I didn't want to pick up it felt like a jarring knock at the door of my peace but I answered anyway.

"Hellooo."

"Oh hi, how are you?"

"Good, good."

"Aaah, so listen I forgot to get my credit card back. Just wanted to say, don't forget to bring it tomorrow."

"Yes, yes."

"Thank you. Bye."

The line clicked dead.

I dropped the phone on the bed, my pulse rising. The credit card. She'd handed it to me at the spa earlier, just for a moment, while she washed her hands. Somehow I'd walked out with it.

And now?

I tore through the room, neatness forgotten. Drawers slammed open, clothes spilled across the floor, books toppled in little avalanches. The sound of rustling fabric and clattering objects filled the air, sharp against the silence I'd worked so hard to build.

My chest tightened. What if I'd lost it? What if it was gone for good? The thought pressed heavier with each frantic movement. I checked the desk, the shelves, the bag, even the laundry basket nothing.

Panic pulsed at my temples. My hands shook as I shoved pillows aside, convinced I'd have to explain the unexplainable tomorrow.

And then ridiculous, almost cruel I slipped my hand into my pocket. There it was. The card. Waiting, silent, as if it had been laughing at me the whole time.

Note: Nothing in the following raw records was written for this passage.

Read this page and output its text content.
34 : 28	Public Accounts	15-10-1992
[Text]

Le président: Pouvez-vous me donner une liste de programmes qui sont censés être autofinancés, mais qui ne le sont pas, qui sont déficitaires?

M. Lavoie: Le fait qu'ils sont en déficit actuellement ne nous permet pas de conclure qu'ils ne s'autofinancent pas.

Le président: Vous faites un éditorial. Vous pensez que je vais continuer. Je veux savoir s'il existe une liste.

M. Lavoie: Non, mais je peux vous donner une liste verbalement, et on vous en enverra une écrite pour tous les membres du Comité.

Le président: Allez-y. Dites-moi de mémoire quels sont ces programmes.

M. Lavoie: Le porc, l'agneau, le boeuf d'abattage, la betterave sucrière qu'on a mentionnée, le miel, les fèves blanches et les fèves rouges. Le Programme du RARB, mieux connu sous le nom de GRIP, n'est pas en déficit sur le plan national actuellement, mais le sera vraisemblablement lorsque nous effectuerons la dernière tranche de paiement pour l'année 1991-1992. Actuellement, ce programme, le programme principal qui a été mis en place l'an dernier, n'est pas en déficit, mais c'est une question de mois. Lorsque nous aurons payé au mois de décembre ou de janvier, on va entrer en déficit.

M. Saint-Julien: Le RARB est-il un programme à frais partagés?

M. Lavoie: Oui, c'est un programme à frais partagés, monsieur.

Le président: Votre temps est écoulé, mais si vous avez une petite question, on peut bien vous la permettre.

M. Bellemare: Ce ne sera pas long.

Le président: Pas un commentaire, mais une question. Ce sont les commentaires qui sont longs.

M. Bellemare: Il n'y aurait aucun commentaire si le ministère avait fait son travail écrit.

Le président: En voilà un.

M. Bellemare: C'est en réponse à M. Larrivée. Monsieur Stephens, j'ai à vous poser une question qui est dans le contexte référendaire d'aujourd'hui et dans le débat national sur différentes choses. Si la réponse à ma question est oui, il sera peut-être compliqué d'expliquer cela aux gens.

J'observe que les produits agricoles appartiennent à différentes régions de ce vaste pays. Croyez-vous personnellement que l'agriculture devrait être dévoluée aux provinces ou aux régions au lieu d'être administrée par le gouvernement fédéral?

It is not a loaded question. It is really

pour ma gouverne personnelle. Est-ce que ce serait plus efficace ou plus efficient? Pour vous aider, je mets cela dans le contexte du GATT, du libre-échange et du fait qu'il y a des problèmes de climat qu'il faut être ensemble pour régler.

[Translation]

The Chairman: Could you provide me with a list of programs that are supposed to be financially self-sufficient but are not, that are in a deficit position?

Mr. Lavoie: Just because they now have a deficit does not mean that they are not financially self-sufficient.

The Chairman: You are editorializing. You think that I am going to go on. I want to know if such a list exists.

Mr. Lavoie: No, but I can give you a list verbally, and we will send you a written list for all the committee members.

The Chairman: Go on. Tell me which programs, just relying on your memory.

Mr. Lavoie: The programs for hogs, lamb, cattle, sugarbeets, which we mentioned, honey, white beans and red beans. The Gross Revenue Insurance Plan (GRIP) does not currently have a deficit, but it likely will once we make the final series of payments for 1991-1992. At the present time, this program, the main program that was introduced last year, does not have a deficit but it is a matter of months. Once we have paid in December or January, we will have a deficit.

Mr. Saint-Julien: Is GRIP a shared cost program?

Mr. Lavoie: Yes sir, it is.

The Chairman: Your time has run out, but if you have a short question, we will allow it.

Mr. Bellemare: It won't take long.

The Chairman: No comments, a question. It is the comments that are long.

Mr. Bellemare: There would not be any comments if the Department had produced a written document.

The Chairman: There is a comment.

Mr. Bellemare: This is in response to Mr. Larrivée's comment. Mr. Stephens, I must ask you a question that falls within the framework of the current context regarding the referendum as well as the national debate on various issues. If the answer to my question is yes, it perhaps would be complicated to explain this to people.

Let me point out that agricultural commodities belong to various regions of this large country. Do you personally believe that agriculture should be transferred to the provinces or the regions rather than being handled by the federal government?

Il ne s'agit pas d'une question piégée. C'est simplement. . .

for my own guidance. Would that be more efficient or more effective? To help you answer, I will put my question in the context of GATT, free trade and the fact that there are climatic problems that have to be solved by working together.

Classic. Of course it had to be the pocket. It was always the pocket.

Relief washed through me. I set the card carefully on top of my bag so I wouldn't forget it in the morning.

Only then did I look up. My room was wrecked again, chaos layered over the calm I had worked so hard to create. Every nerve in my body prickled, as if sharp pins had been pressed into my skin.

Why did I even bother?

Maybe my life was the same. Cleaned, straightened, put in order until one sudden interruption scattered everything again. No matter how carefully I arranged it, the mess always found its way back.